The amount of hemoglobin in 100 mL of packed RBCs. This test has become obsolete.

1.3.7. RDW:

  • A measure of the degree of variability in RBC size in the peripheral smear.

  • RDW is increased with many anemias.
  • An increase in the RDW indicates an overabundance of immature RBC’s in the circulation and is a sign of an active bone marrow.
  • A decreased RDW indicates an underproductive bone marrow.

1.3.8. PLAT:

  • Reduction in the platelet count below 150,000/μl is referred to as thrombocytopenia.
  • Certain levels of thrombocytopenia are associated with excessive bleeding at the time of surgery.

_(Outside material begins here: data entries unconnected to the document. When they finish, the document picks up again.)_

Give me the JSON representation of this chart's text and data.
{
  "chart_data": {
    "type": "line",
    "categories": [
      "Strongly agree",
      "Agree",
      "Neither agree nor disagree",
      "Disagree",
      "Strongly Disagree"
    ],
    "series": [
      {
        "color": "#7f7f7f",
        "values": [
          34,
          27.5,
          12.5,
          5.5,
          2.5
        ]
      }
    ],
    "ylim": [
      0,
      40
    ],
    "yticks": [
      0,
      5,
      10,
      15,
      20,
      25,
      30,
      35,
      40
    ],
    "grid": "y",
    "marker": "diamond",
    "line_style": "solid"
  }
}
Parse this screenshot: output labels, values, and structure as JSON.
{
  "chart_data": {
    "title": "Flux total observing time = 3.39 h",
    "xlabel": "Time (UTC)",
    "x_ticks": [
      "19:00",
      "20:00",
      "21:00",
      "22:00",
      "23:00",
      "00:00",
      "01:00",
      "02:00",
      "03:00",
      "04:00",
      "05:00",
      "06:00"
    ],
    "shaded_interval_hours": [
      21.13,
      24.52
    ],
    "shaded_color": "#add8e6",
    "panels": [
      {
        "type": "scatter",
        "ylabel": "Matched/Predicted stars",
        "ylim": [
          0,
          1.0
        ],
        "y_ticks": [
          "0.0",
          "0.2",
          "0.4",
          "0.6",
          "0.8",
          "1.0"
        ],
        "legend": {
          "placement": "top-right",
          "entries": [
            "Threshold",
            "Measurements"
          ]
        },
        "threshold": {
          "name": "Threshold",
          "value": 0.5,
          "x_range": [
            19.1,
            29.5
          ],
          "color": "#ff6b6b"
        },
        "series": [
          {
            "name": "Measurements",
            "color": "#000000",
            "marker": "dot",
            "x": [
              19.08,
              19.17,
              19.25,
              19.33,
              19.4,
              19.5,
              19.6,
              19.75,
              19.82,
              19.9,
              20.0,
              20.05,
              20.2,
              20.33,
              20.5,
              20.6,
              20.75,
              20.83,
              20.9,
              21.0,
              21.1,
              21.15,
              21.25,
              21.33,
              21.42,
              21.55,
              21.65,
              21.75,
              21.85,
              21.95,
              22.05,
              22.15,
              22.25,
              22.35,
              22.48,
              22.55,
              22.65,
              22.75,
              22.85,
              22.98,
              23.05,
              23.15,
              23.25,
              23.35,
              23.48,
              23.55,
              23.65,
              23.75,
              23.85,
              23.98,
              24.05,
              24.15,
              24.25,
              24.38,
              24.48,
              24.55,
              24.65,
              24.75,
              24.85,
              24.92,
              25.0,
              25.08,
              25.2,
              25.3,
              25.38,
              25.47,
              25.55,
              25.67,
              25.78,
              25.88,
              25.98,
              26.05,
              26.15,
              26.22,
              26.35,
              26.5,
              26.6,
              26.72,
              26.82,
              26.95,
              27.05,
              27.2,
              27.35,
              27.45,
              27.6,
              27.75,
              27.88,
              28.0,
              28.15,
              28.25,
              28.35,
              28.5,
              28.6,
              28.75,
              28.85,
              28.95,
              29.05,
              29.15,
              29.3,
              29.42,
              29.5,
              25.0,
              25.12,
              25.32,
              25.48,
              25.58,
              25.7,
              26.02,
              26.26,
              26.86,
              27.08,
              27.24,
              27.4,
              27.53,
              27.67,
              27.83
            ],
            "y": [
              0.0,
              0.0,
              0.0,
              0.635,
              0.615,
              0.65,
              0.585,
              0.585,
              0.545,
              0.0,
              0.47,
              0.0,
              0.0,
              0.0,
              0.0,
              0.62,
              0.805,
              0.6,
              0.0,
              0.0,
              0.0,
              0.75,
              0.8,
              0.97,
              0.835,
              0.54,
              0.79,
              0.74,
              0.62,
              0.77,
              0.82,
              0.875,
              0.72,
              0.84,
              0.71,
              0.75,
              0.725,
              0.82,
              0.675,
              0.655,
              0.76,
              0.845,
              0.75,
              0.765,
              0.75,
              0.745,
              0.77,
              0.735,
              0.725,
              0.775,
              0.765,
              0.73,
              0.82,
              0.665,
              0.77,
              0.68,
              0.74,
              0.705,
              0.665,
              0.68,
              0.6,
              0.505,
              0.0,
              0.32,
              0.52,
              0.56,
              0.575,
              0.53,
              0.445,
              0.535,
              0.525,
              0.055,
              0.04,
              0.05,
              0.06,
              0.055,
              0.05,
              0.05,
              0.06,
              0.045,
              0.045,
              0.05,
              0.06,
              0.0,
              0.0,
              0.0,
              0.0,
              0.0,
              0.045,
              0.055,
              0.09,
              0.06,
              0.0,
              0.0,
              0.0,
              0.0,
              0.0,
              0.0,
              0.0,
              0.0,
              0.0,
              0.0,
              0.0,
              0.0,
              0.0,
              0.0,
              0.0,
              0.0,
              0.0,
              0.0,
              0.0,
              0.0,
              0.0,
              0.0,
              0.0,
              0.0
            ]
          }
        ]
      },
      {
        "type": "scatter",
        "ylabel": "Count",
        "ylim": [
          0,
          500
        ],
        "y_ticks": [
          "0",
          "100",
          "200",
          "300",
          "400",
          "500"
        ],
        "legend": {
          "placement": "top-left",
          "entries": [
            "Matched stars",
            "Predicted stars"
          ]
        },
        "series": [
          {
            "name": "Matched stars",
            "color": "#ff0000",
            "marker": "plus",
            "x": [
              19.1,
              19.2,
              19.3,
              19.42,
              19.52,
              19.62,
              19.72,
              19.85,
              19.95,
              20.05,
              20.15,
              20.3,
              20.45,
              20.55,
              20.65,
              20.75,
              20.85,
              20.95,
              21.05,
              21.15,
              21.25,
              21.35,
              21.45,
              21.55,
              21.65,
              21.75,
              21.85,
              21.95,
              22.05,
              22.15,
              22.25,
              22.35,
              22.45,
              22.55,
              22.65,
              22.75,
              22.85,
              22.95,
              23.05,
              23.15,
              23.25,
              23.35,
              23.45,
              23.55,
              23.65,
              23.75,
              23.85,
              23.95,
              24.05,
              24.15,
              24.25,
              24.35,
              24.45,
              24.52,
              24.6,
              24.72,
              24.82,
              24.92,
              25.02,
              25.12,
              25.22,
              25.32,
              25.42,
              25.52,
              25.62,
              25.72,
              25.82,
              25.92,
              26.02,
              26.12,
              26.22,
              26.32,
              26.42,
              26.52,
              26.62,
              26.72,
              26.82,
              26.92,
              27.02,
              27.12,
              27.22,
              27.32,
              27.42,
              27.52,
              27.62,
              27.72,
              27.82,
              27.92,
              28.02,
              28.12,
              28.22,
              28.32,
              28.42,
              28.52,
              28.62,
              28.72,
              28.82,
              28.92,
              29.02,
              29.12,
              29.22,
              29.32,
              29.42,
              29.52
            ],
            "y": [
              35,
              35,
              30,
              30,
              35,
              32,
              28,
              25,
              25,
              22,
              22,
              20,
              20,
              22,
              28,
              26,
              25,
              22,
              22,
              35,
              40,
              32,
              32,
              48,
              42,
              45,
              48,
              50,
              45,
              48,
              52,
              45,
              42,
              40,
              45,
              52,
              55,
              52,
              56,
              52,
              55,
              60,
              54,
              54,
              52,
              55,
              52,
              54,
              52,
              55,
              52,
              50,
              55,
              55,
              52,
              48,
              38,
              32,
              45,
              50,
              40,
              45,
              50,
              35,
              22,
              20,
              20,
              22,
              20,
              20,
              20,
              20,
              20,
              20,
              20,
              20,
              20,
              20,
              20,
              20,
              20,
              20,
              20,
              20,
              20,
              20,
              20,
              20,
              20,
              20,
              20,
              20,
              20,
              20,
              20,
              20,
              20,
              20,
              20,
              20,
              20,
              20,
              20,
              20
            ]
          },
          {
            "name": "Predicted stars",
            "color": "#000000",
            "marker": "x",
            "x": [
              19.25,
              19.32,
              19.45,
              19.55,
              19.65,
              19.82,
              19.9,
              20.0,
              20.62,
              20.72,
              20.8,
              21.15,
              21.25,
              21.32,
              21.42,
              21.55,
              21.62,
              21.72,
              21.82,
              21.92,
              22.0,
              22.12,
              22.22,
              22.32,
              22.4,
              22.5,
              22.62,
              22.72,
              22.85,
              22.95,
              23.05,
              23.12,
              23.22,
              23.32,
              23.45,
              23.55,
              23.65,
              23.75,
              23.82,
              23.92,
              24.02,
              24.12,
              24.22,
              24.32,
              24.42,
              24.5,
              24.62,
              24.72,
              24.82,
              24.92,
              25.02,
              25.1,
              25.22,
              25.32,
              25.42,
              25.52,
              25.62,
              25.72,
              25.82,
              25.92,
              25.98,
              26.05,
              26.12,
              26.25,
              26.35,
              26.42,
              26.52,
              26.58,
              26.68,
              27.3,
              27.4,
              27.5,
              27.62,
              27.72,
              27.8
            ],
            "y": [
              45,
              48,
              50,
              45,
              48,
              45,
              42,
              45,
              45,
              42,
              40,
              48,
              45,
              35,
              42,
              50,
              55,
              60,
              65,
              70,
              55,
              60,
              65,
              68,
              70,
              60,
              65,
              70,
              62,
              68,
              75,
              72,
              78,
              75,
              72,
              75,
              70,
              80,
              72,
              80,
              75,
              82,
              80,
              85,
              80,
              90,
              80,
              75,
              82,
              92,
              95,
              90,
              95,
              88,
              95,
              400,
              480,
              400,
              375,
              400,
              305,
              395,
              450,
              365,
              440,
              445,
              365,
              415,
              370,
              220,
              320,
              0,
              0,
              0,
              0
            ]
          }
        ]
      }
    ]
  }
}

  • We can treat dental patients with platelet counts under 150,000/μl, but not when the numbers go below 50,000/μl.
  • Platelet replacements prior to dental treatment is necessary if the counts are below 50,000/μl.
  • The patient will complain of spontaneous bleeding with platelet counts below 20,000/μl.
  • Drugs like Aspirin and Non-Steroidal Anti-inflammatory Drugs (NSAIDs), when taken over a period of time, cause decreased cohesiveness or sticking together of the platelets. This can result in excessive bleeding at the time of surgery.
  • The platelet number is not altered by these drugs.
  • Bleeding time (BT) which measures platelet function, is prolonged with thrombocytopenia.
  • These drugs cause platelet dysfunction.

1.3.9. ESR:

  • The erythrocyte sedimentation rate measures the serum levels of globulin plus fibrinogen.
  • ESR is increased in any type of infection, inflammation or neoplasm.

  • After treatment has been started, a serial reduction in ESR levels indicates effectiveness of treatment.